Call for power stations’ ‘retirement’

SOME of Australia’s largest environment groups joined forces in Canberra on Tuesday imploring the Federal Government to provide “certainty” to the Latrobe Valley by announcing the “retirement” of local power stations.

Environment Victoria, the Australian Conservation Foundation, GetUp Action for Australia and the Australian Youth Climate Coalition converged on Canberra to intensify their campaign to ensure the Federal Government delivers on its ‘contracts for closure’ commitment, which could see at least one local power station close, amid speculation the proposal could be shelved.

The green groups recruited the support of the United States’ “most influential environmental group”, the Sierra Club. 

They said the group had written to Federal Energy and Resources Minister Martin Ferguson telling him the US had retired 120 coal-fired power stations which had “provided significant benefits for the health of American communities, the health of our environment and investment in new industries and jobs for affected workers”.

While the looming potential closure of Hazelwood Power Station or the Yallourn Power Station, both of which have entered contracts for closure talks with the government, has led to widespread fears about mass job losses in the Valley, the green groups claimed a successful conclusion to the contracts process would give the area “certainty” so it could “plan for replacement capacity and develop new clean energy jobs”.

This week GetUp also released national poll findings which it said showed “more than twice as many Australians support than oppose closing ageing coal plants”.

The groups said coal plants like Hazelwood were “18th century fossils, harming the health of our families and our environment”.

Speaking to The Express after Tuesday’s visit to Canberra, Environment Victoria campaigns director Mark Wakeham conceded little light had been shed on how negotiations for the compensated closure of coal-fired plants were progressing.

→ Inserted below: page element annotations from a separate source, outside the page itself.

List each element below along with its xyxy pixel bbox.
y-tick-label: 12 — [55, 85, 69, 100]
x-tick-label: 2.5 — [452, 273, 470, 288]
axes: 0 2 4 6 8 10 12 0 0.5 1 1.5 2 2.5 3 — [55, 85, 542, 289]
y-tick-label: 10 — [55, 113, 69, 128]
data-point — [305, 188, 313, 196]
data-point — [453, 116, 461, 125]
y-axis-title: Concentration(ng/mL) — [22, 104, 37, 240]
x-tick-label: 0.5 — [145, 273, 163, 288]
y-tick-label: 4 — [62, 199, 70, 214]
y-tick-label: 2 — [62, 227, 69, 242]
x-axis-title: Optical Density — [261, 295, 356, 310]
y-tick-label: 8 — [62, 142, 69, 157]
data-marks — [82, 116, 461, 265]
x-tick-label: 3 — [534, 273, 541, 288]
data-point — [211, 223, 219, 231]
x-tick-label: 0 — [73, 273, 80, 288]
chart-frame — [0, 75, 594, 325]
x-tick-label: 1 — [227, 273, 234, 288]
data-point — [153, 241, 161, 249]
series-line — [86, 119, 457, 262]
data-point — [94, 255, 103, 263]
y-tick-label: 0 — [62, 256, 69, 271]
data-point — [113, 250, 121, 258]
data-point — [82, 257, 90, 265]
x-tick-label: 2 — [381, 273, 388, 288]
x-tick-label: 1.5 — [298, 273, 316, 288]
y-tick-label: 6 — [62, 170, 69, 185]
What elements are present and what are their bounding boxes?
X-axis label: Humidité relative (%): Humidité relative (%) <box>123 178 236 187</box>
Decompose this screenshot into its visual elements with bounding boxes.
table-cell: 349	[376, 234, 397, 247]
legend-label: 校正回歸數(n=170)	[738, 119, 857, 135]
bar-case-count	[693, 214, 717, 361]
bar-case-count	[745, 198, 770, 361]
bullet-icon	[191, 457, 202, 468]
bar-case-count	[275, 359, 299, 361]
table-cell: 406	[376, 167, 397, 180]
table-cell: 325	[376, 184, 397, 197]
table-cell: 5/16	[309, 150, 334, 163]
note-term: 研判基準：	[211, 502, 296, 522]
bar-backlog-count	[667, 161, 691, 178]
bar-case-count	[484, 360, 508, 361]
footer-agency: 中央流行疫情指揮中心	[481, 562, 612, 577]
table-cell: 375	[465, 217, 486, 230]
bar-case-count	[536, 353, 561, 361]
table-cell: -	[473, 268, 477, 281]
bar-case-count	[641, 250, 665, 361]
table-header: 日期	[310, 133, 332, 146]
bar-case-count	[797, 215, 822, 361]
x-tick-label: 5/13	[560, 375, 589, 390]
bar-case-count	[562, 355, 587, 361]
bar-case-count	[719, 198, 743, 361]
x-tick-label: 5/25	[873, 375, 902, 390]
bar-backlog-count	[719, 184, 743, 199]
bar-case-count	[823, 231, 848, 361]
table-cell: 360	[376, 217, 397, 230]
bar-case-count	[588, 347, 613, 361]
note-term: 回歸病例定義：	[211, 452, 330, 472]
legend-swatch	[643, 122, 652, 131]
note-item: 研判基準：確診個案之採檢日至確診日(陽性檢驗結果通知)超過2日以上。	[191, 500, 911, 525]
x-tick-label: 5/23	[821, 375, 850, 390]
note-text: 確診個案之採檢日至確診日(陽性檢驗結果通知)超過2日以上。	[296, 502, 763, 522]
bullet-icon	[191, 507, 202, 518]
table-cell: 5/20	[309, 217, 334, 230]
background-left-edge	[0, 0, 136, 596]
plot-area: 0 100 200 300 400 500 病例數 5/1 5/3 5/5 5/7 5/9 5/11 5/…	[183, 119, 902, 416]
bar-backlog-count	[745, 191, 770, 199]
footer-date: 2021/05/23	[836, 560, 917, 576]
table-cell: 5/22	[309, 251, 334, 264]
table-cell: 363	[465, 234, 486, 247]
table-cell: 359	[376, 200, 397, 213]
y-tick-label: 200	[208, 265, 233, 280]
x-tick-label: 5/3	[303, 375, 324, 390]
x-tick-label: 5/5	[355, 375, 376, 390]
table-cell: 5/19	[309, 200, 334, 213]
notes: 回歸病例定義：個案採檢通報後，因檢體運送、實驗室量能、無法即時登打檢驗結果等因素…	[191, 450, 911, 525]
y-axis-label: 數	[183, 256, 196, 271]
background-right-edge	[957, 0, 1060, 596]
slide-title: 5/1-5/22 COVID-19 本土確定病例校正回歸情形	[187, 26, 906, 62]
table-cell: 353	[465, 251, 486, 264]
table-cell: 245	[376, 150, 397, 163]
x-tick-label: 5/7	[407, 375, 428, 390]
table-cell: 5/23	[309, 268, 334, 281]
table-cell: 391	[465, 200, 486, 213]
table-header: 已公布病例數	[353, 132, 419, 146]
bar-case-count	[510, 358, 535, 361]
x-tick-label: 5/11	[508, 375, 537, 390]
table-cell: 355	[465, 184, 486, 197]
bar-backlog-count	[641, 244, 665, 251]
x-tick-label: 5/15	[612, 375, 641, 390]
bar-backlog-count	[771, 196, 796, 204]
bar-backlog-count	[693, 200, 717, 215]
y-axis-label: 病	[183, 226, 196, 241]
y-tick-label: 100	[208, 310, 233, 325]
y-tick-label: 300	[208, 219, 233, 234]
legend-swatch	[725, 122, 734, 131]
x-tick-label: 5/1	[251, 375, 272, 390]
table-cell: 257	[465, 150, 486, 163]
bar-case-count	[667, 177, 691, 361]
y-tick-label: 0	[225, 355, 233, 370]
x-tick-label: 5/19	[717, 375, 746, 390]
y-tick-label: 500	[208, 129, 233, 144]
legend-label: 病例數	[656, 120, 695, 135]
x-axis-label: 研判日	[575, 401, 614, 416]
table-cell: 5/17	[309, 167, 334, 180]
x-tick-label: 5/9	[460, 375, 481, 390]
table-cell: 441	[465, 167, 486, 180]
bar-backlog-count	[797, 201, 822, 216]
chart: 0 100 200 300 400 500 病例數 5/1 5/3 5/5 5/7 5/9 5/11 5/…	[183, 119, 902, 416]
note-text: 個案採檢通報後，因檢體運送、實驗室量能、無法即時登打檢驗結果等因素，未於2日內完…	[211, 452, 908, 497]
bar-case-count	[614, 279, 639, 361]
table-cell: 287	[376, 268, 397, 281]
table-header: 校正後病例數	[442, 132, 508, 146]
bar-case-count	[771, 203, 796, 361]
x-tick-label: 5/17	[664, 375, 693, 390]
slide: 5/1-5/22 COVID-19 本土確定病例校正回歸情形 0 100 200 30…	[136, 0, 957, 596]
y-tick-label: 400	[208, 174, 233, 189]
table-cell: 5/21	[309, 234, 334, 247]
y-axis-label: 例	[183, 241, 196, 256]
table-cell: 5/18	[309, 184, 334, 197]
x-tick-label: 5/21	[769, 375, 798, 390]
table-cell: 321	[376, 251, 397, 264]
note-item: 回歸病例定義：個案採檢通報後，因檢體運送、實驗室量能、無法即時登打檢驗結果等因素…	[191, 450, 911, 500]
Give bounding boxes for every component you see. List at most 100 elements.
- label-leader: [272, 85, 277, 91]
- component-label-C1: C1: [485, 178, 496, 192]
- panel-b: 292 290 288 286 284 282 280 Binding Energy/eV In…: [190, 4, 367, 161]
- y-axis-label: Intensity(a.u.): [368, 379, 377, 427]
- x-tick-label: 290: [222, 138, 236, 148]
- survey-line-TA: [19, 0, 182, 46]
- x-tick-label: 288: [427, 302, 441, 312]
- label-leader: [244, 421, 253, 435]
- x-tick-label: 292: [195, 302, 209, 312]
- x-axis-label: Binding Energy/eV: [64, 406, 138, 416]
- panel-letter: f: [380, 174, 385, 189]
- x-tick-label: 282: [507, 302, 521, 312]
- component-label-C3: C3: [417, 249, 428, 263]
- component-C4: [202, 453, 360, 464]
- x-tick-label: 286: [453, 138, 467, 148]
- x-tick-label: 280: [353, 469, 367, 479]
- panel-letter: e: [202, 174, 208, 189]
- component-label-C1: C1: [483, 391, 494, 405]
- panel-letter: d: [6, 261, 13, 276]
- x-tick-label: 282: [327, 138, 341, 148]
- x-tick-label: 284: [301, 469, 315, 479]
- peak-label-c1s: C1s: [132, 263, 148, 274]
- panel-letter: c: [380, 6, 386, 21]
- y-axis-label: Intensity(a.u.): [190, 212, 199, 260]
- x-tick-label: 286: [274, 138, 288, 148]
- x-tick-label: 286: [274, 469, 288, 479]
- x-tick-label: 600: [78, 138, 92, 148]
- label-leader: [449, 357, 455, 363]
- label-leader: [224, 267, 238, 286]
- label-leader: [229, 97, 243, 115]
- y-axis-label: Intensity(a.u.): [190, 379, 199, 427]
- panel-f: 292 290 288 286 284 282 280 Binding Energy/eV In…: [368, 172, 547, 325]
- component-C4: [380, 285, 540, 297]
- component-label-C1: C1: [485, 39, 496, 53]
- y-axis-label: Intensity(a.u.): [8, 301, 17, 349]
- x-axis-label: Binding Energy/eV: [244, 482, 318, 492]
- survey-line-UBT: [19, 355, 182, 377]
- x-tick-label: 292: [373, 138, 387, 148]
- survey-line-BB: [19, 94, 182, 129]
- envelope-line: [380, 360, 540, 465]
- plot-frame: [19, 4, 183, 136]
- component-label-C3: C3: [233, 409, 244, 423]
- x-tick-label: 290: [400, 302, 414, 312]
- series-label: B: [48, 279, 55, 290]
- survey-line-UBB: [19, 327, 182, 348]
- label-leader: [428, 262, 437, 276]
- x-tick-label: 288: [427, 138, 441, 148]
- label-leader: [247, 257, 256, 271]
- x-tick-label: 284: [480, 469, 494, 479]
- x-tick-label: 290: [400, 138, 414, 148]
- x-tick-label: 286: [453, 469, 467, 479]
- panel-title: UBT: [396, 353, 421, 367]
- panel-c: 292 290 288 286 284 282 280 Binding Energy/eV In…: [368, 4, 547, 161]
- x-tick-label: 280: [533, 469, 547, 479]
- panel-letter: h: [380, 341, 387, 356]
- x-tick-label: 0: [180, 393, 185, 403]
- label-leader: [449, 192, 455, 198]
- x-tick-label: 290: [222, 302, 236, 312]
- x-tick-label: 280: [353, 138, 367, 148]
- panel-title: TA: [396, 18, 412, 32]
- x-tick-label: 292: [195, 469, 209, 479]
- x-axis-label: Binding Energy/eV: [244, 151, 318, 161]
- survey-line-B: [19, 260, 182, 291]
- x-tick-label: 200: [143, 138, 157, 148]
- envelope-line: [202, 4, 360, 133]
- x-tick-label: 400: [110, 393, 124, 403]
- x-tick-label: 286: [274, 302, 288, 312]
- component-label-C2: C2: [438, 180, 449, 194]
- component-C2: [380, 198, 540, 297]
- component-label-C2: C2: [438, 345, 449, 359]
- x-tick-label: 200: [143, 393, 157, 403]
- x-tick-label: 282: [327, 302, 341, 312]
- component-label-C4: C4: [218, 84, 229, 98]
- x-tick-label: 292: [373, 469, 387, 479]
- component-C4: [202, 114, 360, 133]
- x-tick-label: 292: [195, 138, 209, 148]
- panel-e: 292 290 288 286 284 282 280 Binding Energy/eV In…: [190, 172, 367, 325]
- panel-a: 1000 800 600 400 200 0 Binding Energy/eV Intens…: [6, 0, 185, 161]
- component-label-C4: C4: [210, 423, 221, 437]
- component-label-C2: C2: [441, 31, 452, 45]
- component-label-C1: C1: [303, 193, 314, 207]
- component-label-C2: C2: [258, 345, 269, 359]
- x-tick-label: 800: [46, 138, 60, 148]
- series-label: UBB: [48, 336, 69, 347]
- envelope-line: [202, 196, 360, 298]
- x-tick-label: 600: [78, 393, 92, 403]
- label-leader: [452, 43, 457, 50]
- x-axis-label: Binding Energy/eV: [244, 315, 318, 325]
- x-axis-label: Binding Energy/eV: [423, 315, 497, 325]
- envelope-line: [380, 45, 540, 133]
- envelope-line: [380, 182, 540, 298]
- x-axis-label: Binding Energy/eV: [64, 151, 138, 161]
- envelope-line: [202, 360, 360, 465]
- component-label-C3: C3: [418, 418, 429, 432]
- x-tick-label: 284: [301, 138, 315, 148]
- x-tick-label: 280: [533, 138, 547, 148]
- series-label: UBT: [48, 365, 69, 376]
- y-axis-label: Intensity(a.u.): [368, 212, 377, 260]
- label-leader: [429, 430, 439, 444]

“The case remains that it is all still highly confidential and it is very hard to get a sense of what is actually going on inside the negotiations,” he said.

He said, however, he was confident once a “floor price” for carbon was enacted in Federal Parliament, the program would progress.

A regulated floor price for carbon, for when the carbon price transitions to an emissions trading scheme in 2015, was another key component of the Federal Government’s Clean Energy Future package, Mr Wakeham said. 

So far political agreement has not been reached on what that floor price should be.

Mr Wakeham claimed once a floor price was agreed on, and enacted, it would be easier to assess the value of power stations, allowing the government to “get to the pointy end of the negotiations and secure contracts for closure”.

On a recent visit to the Valley, Mr Ferguson conceded the government had found it harder than initially expected to reach agreement with power generators about their asset’s value.

The government has not publicly released a new date for an announcement on contracts for closure after it did not meet the original 30 June deadline.